Ten niepozorny gest wprawił mnie w tak radosny nastrój, że zacząłem snuć rozważania o stanięciu na ślubnym kobiercu. Wtedy jednak popełniłem ten kolosalny błąd…
Odkąd Jola pojawiła się w moim życiu, coraz mniej widywałem się z moją starą paczką. Na spotkania z nimi chodziłem zawsze sam, bez niej. Jakoś nie paliłem się do tego, żeby ją im przedstawić. Bałem się, że mogłoby to sprawić, że zacznie patrzeć na mnie krzywo. Była zupełnie inna niż oni wszyscy.
Spokojna, małomówna, może nawet odrobinę nieśmiała. Chciałem, żeby te dwie rzeczywistości funkcjonowały osobno. Jednak pewnego razu Jola zagadnęła mnie, dlaczego nie spędzamy czasu z ludźmi, których znam. Starałem się wybrnąć z tej rozmowy jakimś dowcipem, ale ona nie dała za wygraną.
– Słuchaj, mam małe opory, jeśli chodzi o moich znajomych – w końcu się przyznałem. – Oni ciągle zachowują się jak nastolatki. Niektórzy dobijają już do trzydziestki, a jedyne, o czym myślą to balowanie.
– Ale ty sam niedawno zachowywałeś się podobnie.
– To prawda, ale teraz jest inaczej. I wiem, że nie mam ochoty wracać do tego stylu życia. Przez wzgląd na ciebie…
– Ja natomiast uważam, że po prostu ci głupio mnie im przedstawić i dlatego tego unikasz.
Zignorowałem jej obawy
Chciała, żebym pokazał jej, że nie mam nic przeciwko przedstawieniu jej moim kumplom. Dla świętego spokoju przystałem na to, by ją im przedstawić. Byłem przekonany, że to grono jej nie przypadnie do gustu i szybko zrezygnuje z integracji.
Jednak, wbrew moim oczekiwaniom, Jola zaczęła się z nimi świetnie dogadywać, a i oni ją polubili. W ciągu miesiąca zaczęła się z nimi spotykać nawet bez mojego towarzystwa, kiedy ja nie byłem w stanie przyjść.

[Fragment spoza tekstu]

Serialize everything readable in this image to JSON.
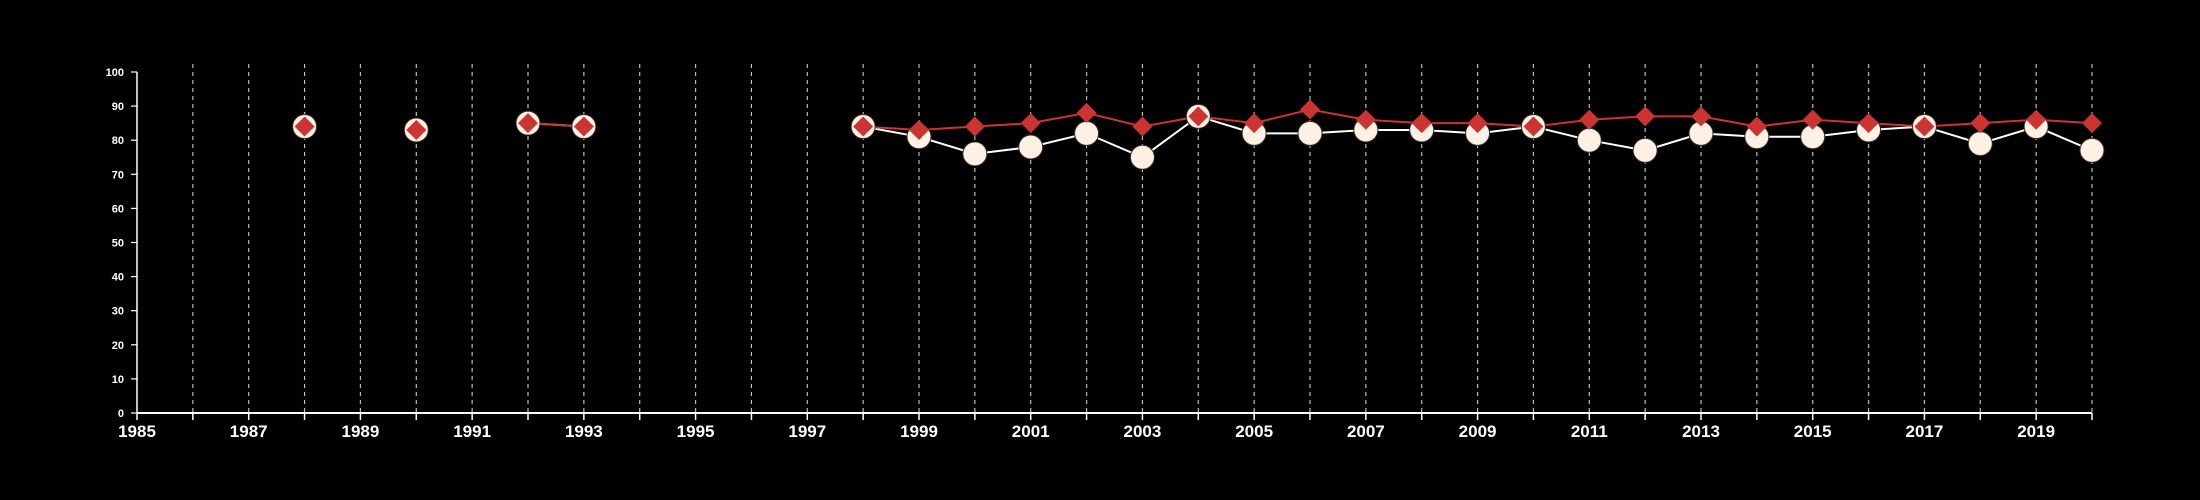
{
  "chart_data": {
    "type": "line",
    "title": "",
    "xlabel": "",
    "ylabel": "",
    "xlim": [
      1985,
      2020
    ],
    "ylim": [
      0,
      100
    ],
    "y_ticks": [
      0,
      10,
      20,
      30,
      40,
      50,
      60,
      70,
      80,
      90,
      100
    ],
    "x_ticks": [
      1985,
      1987,
      1989,
      1991,
      1993,
      1995,
      1997,
      1999,
      2001,
      2003,
      2005,
      2007,
      2009,
      2011,
      2013,
      2015,
      2017,
      2019
    ],
    "vertical_gridlines": "dashed, one per year",
    "series": [
      {
        "marker": "circle",
        "fill": "#fdf1e3",
        "line_color": "#ffffff",
        "values": [
          [
            1988,
            84
          ],
          [
            1990,
            83
          ],
          [
            1992,
            85
          ],
          [
            1993,
            84
          ],
          [
            1998,
            84
          ],
          [
            1999,
            81
          ],
          [
            2000,
            76
          ],
          [
            2001,
            78
          ],
          [
            2002,
            82
          ],
          [
            2003,
            75
          ],
          [
            2004,
            87
          ],
          [
            2005,
            82
          ],
          [
            2006,
            82
          ],
          [
            2007,
            83
          ],
          [
            2008,
            83
          ],
          [
            2009,
            82
          ],
          [
            2010,
            84
          ],
          [
            2011,
            80
          ],
          [
            2012,
            77
          ],
          [
            2013,
            82
          ],
          [
            2014,
            81
          ],
          [
            2015,
            81
          ],
          [
            2016,
            83
          ],
          [
            2017,
            84
          ],
          [
            2018,
            79
          ],
          [
            2019,
            84
          ],
          [
            2020,
            77
          ]
        ]
      },
      {
        "marker": "diamond",
        "fill": "#cc3333",
        "line_color": "#cc3333",
        "values": [
          [
            1988,
            84
          ],
          [
            1990,
            83
          ],
          [
            1992,
            85
          ],
          [
            1993,
            84
          ],
          [
            1998,
            84
          ],
          [
            1999,
            83
          ],
          [
            2000,
            84
          ],
          [
            2001,
            85
          ],
          [
            2002,
            88
          ],
          [
            2003,
            84
          ],
          [
            2004,
            87
          ],
          [
            2005,
            85
          ],
          [
            2006,
            89
          ],
          [
            2007,
            86
          ],
          [
            2008,
            85
          ],
          [
            2009,
            85
          ],
          [
            2010,
            84
          ],
          [
            2011,
            86
          ],
          [
            2012,
            87
          ],
          [
            2013,
            87
          ],
          [
            2014,
            84
          ],
          [
            2015,
            86
          ],
          [
            2016,
            85
          ],
          [
            2017,
            84
          ],
          [
            2018,
            85
          ],
          [
            2019,
            86
          ],
          [
            2020,
            85
          ]
        ]
      }
    ]
  }
}
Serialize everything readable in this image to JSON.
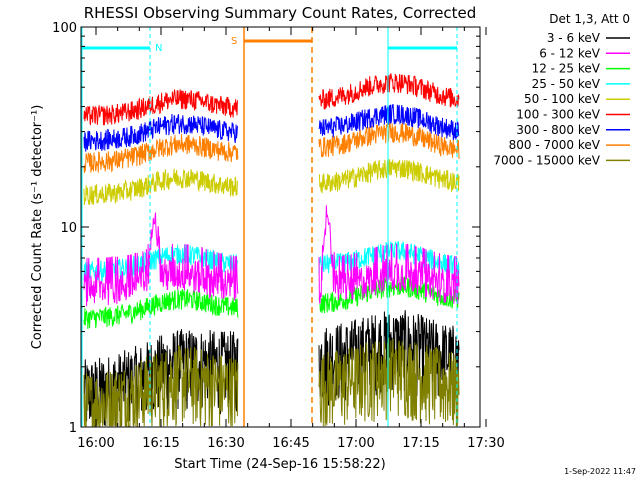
{
  "chart_data": {
    "type": "line",
    "title": "RHESSI Observing Summary Count Rates, Corrected",
    "xlabel": "Start Time (24-Sep-16 15:58:22)",
    "ylabel": "Corrected Count Rate (s⁻¹ detector⁻¹)",
    "y_scale": "log",
    "ylim": [
      1,
      100
    ],
    "xlim_minutes": [
      -1.63,
      36.4
    ],
    "x_ticks": [
      {
        "minute": 0,
        "label": "16:00"
      },
      {
        "minute": 15,
        "label": "16:15"
      },
      {
        "minute": 30,
        "label": "16:30"
      },
      {
        "minute": 45,
        "label": "16:45"
      },
      {
        "minute": 60,
        "label": "17:00"
      },
      {
        "minute": 75,
        "label": "17:15"
      },
      {
        "minute": 90,
        "label": "17:30"
      }
    ],
    "y_ticks": [
      {
        "value": 1,
        "label": "1"
      },
      {
        "value": 10,
        "label": "10"
      },
      {
        "value": 100,
        "label": "100"
      }
    ],
    "legend_header": "Det 1,3, Att 0",
    "legend_position": "right",
    "series": [
      {
        "name": "3 - 6 keV",
        "color": "#000000",
        "baseline": [
          1.5,
          1.8,
          2.2,
          2.3,
          2.2
        ],
        "peak": 2.6
      },
      {
        "name": "6 - 12 keV",
        "color": "#ff00ff",
        "baseline": [
          5.0,
          5.0,
          5.0,
          5.0,
          5.0
        ],
        "peak": 11.5
      },
      {
        "name": "12 - 25 keV",
        "color": "#00ff00",
        "baseline": [
          3.5,
          3.7,
          4.0,
          4.3,
          4.3
        ],
        "peak": 4.5
      },
      {
        "name": "25 - 50 keV",
        "color": "#00ffff",
        "baseline": [
          6.0,
          6.2,
          6.5,
          6.5,
          6.3
        ],
        "peak": 6.8
      },
      {
        "name": "50 - 100 keV",
        "color": "#cccc00",
        "baseline": [
          14.5,
          15.0,
          16.0,
          17.0,
          16.5
        ],
        "peak": 18.0
      },
      {
        "name": "100 - 300 keV",
        "color": "#ff0000",
        "baseline": [
          36.0,
          37.0,
          40.0,
          46.0,
          43.0
        ],
        "peak": 48.0
      },
      {
        "name": "300 - 800 keV",
        "color": "#0000ff",
        "baseline": [
          27.0,
          28.0,
          30.0,
          32.0,
          30.0
        ],
        "peak": 33.0
      },
      {
        "name": "800 - 7000 keV",
        "color": "#ff8000",
        "baseline": [
          21.0,
          22.0,
          24.0,
          26.0,
          24.0
        ],
        "peak": 26.0
      },
      {
        "name": "7000 - 15000 keV",
        "color": "#808000",
        "baseline": [
          1.3,
          1.5,
          1.6,
          1.7,
          1.6
        ],
        "peak": 1.8
      }
    ],
    "annotations": [
      {
        "label": "N",
        "color": "#00ffff",
        "kind": "night",
        "ranges_minutes": [
          [
            -1.63,
            14.2
          ],
          [
            75.8,
            91.5
          ]
        ]
      },
      {
        "label": "S",
        "color": "#ff8000",
        "kind": "saa",
        "ranges_minutes": [
          [
            35.3,
            51.9
          ]
        ]
      }
    ],
    "footer_date": "1-Sep-2022 11:47"
  }
}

Na początku nie martwiłem się tym zbyt mocno, jednak po pewnym okresie dostrzegłem u Joli pewne zmiany w jej sposobie bycia, które mi nie odpowiadały. Przestała być cichą, spokojną dziewczyną, a stała się kobietą doskonale zdającą sobie sprawę z tego, jak bardzo jest atrakcyjna. Nawet w mojej obecności pozwalała sobie na flirtowanie z innymi facetami — najpierw nieśmiało, a potem coraz odważniej. Ciężko było określić to mianem zdrady. Mimo to nie potrafiłem się z tym pogodzić.
– Słuchaj, Jolu, mam ci coś ważnego do powiedzenia. W ostatnim czasie jesteś jakby inna... – zagaiłem, ale ona potraktowała moje słowa jako pochwałę.
– Masz rację. Czuję w sobie nowe pokłady energii…
– Obawiam się, że to może być trochę przesadzone. I nie jestem z tego zadowolony.
– Z jakiego powodu?
– Wiem, że to zabrzmi nieprzyjemnie, ale według mnie trochę przesadzasz z imprezowaniem.
– Masz czelność mnie pouczać? Sam hulałeś całe lata, a ja ledwie kilka miesięcy! – uniosła się gniewem.
– Ja już dość się wyszalałem i teraz nie mam na to siły.
– A ja właśnie przeciwnie! Jeżeli ci to przeszkadza, to chyba powinniśmy się rozejść!
– Co takiego?! Chyba sobie żartujesz?
– Nie dam sobie czegokolwiek zabraniać tylko dlatego, że według ciebie pora na przyjemności minęła!
Właśnie tak zakończyłem relację z Jolą. Ale nie tylko nasze drogi się rozeszły — pożegnałem się również z całą resztą dawnej ekipy. Najzwyczajniej w świecie przestałem do nich przystawać. Jola natomiast zaczęła się z nimi coraz lepiej dogadywać i odnajdywać w ich towarzystwie.
Czarek, 31 lat
Czytaj także:
„Szukałam królewicza, ale trafiałam na same niemoty. Wolę być singielką niż żyć z facetem o mentalności kartofla”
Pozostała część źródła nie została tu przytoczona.